A prettier sight you’d never find, than “SP”s sails all set.
But showing off as we left port, was the gutsiest move you’ll get.
We sailed to Snapper Island to anchor for the night,
by now we all worked pretty good, as a team we got it right.
And going over for a swim, they asked “Are sharks about?”
But Skipper John assured them that the “Crocodiles cleaned ‘em out.”
And Hugh our cook is popular, he daily cooks a treat.
And you should see him cut the spuds, and what he does with meat.
But one crew said, “There’s something wrong.
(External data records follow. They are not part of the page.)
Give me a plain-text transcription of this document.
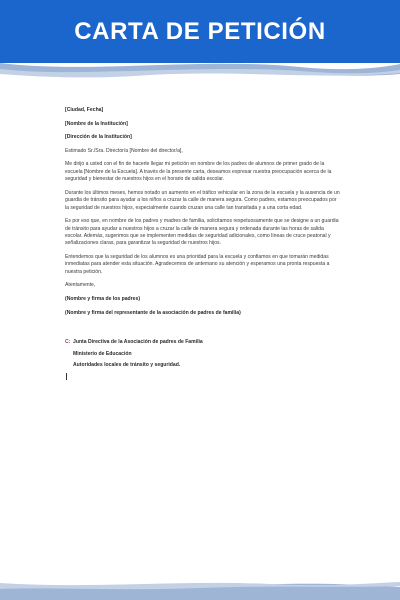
CARTA DE PETICIÓN

[Ciudad, Fecha]

[Nombre de la Institución]

[Dirección de la Institución]

Estimado Sr./Sra. Director/a [Nombre del director/a],

Me dirijo a usted con el fin de hacerle llegar mi petición en nombre de los padres de alumnos de primer grado de la escuela [Nombre de la Escuela]. A través de la presente carta, deseamos expresar nuestra preocupación acerca de la seguridad y bienestar de nuestros hijos en el horario de salida escolar.

Durante los últimos meses, hemos notado un aumento en el tráfico vehicular en la zona de la escuela y la ausencia de un guardia de tránsito para ayudar a los niños a cruzar la calle de manera segura. Como padres, estamos preocupados por la seguridad de nuestros hijos, especialmente cuando cruzan una calle tan transitada y a una corta edad.

Es por eso que, en nombre de los padres y madres de familia, solicitamos respetuosamente que se designe a un guardia de tránsito para ayudar a nuestros hijos a cruzar la calle de manera segura y ordenada durante las horas de salida escolar. Además, sugerimos que se implementen medidas de seguridad adicionales, como líneas de cruce peatonal y señalizaciones claras, para garantizar la seguridad de nuestros hijos.

Entendemos que la seguridad de los alumnos es una prioridad para la escuela y confiamos en que tomarán medidas inmediatas para atender esta situación. Agradecemos de antemano su atención y esperamos una pronta respuesta a nuestra petición.

Atentamente,

(Nombre y firma de los padres)

(Nombre y firma del representante de la asociación de padres de familia)

C: Junta Directiva de la Asociación de padres de Familia
Ministerio de Educación
Autoridades locales de tránsito y seguridad.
It tasted kinda bland.”
Then Kaleb same and said that he’d “Replaced the salt with sand.”
We wore life jackets when on deck it made us feel quite safe,
but Lawson whispered quietly, “I’m just beginning to chafe.”
I looked at him and then I said, “I think I see the light,”
“The problem is, from what I see, your crotch strap’s way too tight!”
We anchored near a trawler, and before they went away,
the Skipper sped across to them – we thought – to say “Gidday”.
But very soon he’s back again – on us it suddenly dawns,
his beaming smile reveals to us, he’s scored a slab of prawns.
Our journey’s nearly over now, it’s been a ton of fun.
We’ve met a bunch of nice new friends, and got a bit of sun.
We learned a lot in watches, and how to make her sail.
And things like confidence and skills, to help us never fail.
Each voyage (as the last day dawns) the students take “Command”
A sort of “legal mutiny”; much discipline it demands.
We hope like heck that they’ll recall, with training “saw the light.”
And pray their navigation keeps “Australia on the right.”
A secret ballot had been done, they voted for their peers.
Who’d run the ship, who’d plot the course, which direction she now steers?
They called the shots. “Belay that sheet!” and “Ease the vang RIGHT NOW!”
And “tacking ho” and “two six heave.” And through the seas we’d plow.
They even sailed her into Cairns! The sails all trim and proper.
The students did us proud alright, and what a great show stopper!
But as we leave South Passage soon, amidst out new found hopes
We’ll all recall the things we’ve learnt, and what is meant by R.O.P.E.S.